Demonetisation is likely to give the government a fiscal windfall of ₹2.5-lakh crore or more. But, for the RBI, the exercise will lead to a net loss of seigniorage of ₹2,800 crore.

Seigniorage is the difference between the value of money and the cost to produce and distribute it.

An internal research by State Bank of India states that going by the experience of the 1978 demonetisation, there may be a cash payout against the extra notes printed by the RBI to the government.

As the RBI will issue notes only against the old ones, there has to be a decline of an equivalent amount from the RBI’s asset side/cash payouts.
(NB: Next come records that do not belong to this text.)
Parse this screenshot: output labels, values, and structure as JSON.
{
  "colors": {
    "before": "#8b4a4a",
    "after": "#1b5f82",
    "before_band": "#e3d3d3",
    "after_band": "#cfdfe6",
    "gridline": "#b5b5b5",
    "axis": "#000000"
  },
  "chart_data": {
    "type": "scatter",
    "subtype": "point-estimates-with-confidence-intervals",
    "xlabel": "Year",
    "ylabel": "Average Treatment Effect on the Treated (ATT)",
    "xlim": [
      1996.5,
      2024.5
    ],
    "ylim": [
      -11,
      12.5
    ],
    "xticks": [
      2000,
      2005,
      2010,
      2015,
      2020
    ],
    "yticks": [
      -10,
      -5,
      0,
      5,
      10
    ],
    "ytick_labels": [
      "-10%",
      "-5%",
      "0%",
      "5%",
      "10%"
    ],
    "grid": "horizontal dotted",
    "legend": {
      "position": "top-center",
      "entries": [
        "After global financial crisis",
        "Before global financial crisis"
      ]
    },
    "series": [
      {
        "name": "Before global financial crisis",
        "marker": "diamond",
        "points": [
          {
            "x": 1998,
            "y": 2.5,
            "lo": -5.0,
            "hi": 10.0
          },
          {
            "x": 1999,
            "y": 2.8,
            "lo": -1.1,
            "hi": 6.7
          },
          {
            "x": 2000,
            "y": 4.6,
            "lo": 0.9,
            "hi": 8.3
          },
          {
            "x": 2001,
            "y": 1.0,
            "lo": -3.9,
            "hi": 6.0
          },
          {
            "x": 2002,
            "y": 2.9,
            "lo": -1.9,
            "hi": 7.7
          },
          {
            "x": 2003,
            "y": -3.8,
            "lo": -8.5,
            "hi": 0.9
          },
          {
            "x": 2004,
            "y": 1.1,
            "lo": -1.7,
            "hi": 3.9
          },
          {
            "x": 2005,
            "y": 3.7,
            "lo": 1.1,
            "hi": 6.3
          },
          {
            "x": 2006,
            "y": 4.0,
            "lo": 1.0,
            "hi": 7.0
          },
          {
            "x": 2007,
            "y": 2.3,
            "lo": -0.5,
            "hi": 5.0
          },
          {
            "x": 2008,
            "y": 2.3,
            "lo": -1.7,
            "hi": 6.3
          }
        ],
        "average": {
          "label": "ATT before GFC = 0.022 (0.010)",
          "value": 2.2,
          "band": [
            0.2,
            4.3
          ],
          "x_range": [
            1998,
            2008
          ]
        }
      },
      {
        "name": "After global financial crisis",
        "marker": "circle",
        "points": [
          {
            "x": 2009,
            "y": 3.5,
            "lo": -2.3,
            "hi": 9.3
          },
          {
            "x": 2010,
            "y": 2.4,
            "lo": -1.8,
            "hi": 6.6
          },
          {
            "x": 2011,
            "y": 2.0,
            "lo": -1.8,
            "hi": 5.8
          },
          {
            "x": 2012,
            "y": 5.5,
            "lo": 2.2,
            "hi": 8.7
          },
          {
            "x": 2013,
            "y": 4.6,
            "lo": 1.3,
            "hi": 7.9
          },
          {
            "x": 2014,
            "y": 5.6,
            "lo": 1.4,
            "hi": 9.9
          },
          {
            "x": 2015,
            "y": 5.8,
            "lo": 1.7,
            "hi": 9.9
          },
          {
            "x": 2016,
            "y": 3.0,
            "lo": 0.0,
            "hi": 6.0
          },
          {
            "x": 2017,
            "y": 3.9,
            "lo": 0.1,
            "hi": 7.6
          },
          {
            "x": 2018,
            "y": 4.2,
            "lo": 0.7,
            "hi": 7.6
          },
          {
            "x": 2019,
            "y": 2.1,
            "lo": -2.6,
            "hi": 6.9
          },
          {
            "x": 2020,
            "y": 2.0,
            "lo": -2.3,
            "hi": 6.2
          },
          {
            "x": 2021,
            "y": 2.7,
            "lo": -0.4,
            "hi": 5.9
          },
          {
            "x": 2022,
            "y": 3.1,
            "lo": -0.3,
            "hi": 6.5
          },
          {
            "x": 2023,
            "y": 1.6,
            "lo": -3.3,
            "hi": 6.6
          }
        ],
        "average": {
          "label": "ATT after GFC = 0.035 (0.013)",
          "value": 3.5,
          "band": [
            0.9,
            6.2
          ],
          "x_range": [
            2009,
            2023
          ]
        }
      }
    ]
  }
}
The notes issued by the RBI appear on the liability side of its balance-sheet. The central bank creates a corresponding entry on the asset side by investing in foreign currency assets abroad (in US treasuries) in lieu of such currency holdings. The investment income generated in turn is ploughed back to the government through dividend income, among others. The RBI is expected to transfer this windfall to the government over time, the study said, adding that: “Such amount may be at least ₹2.5-lakh crore, but with a significant upward bias.”

No return

There is a possibility of about 25 per cent of the existing notes not being exchanged at all as people are resorting to various ways to get rid of stashed cash.

As on March 2016, the total value of ₹500 and ₹1,000 denomination notes stood at ₹14.18-lakh crore, of which, ₹2.5-lakh crore or more may come back into the system.

“Hence, burning them is the quickest way to get rid of these notes and the process has reportedly begun in Uttar Pradesh,” the study said.